Sortir d'Oujda, c'est entrer dans un autre rythme. Les Beni-Snassen offrent des balades à travers des villages berbères, des gorges escarpées et des forêts où règne le silence. Plus au nord, la ville de Berkane et la vallée de la Moulouya invitent à découvrir l'agriculture irriguée de la région de l'Oriental, avec ses vergers d'agrumes et ses cultures maraîchères. Au sud, la route mène vers Figuig, oasis labyrinthique aux palmeraies centenaires, et plus loin vers le Sahara. Chaque itinéraire depuis Oujda est une plongée dans des strates de paysages : plaine, montagne, oasis, désert. La photographie « Sans titre-24 c.jpg », avec son horizon lointain et sa lumière diffuse, donne exactement la mesure de cette promesse : celle d'une terre où l'on passe sans cesse d'un monde à l'autre.

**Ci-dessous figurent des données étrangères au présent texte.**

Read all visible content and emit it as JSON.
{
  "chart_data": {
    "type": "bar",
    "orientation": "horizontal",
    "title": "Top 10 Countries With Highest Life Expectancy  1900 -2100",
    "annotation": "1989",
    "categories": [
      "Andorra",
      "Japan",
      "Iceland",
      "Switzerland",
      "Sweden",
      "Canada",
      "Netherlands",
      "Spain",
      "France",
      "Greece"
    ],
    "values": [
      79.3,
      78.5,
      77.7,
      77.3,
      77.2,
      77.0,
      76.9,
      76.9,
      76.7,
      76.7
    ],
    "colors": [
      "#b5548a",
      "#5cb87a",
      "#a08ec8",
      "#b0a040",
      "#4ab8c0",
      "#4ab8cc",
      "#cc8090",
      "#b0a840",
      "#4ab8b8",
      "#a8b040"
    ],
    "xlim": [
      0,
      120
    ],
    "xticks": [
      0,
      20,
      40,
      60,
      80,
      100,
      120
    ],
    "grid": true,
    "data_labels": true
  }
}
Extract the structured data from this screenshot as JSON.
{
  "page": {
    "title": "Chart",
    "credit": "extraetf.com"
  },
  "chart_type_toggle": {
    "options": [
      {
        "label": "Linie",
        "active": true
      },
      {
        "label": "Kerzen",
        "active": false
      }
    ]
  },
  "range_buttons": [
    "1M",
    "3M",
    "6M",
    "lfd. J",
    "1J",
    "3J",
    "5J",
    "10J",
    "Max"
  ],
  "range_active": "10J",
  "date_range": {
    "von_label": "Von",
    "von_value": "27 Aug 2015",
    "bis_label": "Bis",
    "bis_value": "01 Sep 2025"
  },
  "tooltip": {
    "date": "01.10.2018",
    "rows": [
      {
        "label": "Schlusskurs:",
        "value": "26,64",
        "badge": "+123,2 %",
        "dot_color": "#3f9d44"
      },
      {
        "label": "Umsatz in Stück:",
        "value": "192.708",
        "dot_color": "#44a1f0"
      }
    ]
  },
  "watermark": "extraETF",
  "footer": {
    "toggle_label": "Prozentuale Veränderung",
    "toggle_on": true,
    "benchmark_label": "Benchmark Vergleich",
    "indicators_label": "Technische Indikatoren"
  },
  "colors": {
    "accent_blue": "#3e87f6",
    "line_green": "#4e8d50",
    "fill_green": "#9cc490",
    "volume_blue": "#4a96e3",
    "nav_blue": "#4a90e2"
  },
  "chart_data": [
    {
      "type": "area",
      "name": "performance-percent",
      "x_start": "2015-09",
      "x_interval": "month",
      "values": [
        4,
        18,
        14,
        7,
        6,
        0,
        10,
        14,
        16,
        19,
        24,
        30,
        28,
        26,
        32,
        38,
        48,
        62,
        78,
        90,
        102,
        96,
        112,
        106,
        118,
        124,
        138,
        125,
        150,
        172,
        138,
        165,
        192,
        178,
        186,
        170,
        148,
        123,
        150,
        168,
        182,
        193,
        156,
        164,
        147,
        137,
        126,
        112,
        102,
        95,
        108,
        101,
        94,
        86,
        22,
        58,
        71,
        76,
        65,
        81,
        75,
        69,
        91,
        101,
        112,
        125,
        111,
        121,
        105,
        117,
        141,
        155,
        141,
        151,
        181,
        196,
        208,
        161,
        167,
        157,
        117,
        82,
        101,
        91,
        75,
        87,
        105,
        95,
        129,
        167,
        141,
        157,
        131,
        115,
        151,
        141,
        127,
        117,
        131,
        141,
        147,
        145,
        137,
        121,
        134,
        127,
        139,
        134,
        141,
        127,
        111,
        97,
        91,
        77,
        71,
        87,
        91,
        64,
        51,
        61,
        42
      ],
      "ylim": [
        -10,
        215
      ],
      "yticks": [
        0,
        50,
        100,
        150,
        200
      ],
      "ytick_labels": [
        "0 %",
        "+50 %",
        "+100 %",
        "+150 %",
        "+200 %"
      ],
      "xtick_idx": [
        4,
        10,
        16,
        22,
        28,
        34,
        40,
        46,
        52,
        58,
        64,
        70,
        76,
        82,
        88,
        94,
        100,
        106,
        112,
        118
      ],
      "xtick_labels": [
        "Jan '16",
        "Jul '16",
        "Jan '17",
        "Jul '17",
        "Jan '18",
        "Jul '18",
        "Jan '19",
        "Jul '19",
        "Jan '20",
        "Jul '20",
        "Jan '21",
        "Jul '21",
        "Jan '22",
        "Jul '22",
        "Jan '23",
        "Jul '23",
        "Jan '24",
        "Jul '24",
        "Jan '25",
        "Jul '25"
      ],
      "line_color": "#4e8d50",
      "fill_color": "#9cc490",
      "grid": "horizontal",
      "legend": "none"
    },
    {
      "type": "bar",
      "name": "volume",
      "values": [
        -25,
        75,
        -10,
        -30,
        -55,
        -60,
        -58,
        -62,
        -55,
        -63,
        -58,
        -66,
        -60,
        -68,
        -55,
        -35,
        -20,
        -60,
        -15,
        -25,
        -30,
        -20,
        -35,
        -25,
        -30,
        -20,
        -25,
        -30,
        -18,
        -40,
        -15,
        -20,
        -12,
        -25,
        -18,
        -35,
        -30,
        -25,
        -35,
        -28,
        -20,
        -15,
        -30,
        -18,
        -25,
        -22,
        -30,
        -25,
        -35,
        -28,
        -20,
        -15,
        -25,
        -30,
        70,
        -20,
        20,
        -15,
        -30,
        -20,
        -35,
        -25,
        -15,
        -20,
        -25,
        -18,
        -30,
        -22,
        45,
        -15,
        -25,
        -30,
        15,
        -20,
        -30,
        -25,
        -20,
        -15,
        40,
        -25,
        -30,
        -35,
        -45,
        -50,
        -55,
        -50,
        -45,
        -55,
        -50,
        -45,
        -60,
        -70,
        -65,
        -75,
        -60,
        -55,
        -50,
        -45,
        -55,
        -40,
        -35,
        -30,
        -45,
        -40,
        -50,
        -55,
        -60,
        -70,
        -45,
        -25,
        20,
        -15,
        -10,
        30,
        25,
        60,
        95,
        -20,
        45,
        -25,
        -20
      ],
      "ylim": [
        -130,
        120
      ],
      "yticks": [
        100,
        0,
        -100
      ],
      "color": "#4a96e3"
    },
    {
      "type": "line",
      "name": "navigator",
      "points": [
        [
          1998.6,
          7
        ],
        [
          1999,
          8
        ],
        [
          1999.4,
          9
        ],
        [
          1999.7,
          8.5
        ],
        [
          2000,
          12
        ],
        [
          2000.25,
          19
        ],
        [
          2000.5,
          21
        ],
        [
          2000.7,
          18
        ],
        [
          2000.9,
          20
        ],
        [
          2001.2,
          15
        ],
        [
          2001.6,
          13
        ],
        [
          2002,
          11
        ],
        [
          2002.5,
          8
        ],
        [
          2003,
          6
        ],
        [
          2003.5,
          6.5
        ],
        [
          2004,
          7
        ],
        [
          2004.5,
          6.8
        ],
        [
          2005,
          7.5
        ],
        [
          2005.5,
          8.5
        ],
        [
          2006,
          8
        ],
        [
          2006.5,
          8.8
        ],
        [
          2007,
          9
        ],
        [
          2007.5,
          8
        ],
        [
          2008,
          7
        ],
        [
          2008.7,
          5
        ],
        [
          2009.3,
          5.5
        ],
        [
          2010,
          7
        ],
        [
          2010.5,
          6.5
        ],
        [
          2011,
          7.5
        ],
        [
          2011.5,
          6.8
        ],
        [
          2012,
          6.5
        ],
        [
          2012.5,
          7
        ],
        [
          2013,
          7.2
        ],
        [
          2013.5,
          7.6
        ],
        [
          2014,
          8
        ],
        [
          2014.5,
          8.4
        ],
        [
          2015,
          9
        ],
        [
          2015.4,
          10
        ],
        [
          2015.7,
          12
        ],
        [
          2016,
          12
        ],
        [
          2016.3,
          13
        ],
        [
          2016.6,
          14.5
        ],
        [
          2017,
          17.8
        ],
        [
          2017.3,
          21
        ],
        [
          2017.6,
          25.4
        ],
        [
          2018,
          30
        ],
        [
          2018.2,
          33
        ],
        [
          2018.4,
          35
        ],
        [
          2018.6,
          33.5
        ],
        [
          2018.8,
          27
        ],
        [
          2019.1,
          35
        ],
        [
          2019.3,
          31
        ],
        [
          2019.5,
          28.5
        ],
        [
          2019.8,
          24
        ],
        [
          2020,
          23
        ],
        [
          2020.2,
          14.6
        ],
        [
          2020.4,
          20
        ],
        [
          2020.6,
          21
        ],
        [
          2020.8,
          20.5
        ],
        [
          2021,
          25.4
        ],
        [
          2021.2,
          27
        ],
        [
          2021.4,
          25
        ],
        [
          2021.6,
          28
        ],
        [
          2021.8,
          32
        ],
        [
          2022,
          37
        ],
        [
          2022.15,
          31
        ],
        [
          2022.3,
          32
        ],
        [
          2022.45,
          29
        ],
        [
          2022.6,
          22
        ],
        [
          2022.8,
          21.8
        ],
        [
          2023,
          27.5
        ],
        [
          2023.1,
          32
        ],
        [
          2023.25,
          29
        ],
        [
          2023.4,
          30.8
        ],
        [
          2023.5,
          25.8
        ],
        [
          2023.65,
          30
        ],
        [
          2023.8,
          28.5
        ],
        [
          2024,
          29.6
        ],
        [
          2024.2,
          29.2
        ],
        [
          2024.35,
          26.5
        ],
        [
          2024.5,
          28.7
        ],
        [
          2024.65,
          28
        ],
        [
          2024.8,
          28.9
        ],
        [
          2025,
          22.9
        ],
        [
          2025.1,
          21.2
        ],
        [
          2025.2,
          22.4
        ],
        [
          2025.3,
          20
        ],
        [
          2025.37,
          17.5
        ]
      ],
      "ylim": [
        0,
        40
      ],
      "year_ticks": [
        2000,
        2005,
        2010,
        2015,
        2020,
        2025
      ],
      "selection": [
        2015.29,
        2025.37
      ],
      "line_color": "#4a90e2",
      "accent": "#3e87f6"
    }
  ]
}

Comment vit-on à Oujda aujourd'hui ?

Aujourd'hui, Oujda est une ville universitaire et administrative en pleine mutation. Sa population jeune et cosmopolite anime les terrasses de la place Moulay El Médi, les librairies du centre-ville et les nouveaux espaces culturels qui s'ouvrent le long des boulevards. La vieille ville garde son caractère : artisans, bouquinistes, marchands d'épices et de tapis y côtoient les habitants du quartier. Le week-end, les familles se rendent dans les jardins ou aux abords de la Moulouya. La cuisine locale mêle influences marocaines et oranaises : couscous, rfissa, pastilla, mais aussi chorba, briouates et pâtisseries aux amandes. C'est dans ces détails du quotidien que réside le charme d'Oujda : une ville à la fois ancrée dans son histoire et tournée vers ses voisins.

Pourquoi Oujda mérite-t-elle une halte ?

Oujda ne ressemble à aucune autre ville marocaine. Elle n'a ni l'effervescence de Casablanca ni la grande notoriété de Fès ou Marrakech, mais elle possède une authenticité rare, celle des villes-frontières qui ont toujours servi de passerelle. Entre sa médina chargée d'histoire, ses façades art déco, sa mosquée Sidi Yahya millénaire et la douceur de la plaine de l'Angad, elle constitue une porte d'entrée idéale pour explorer la région de l'Oriental et les Beni-Snassen. Que l'on soit amateur de patrimoine, de photographie, de nature ou simplement de rencontres, Oujda délivre une expérience complète, loin des sentiers trop battus. Comme le suggère ce cliché de l'horizon oriental, le voyage commence dès qu'on pose les yeux sur elle.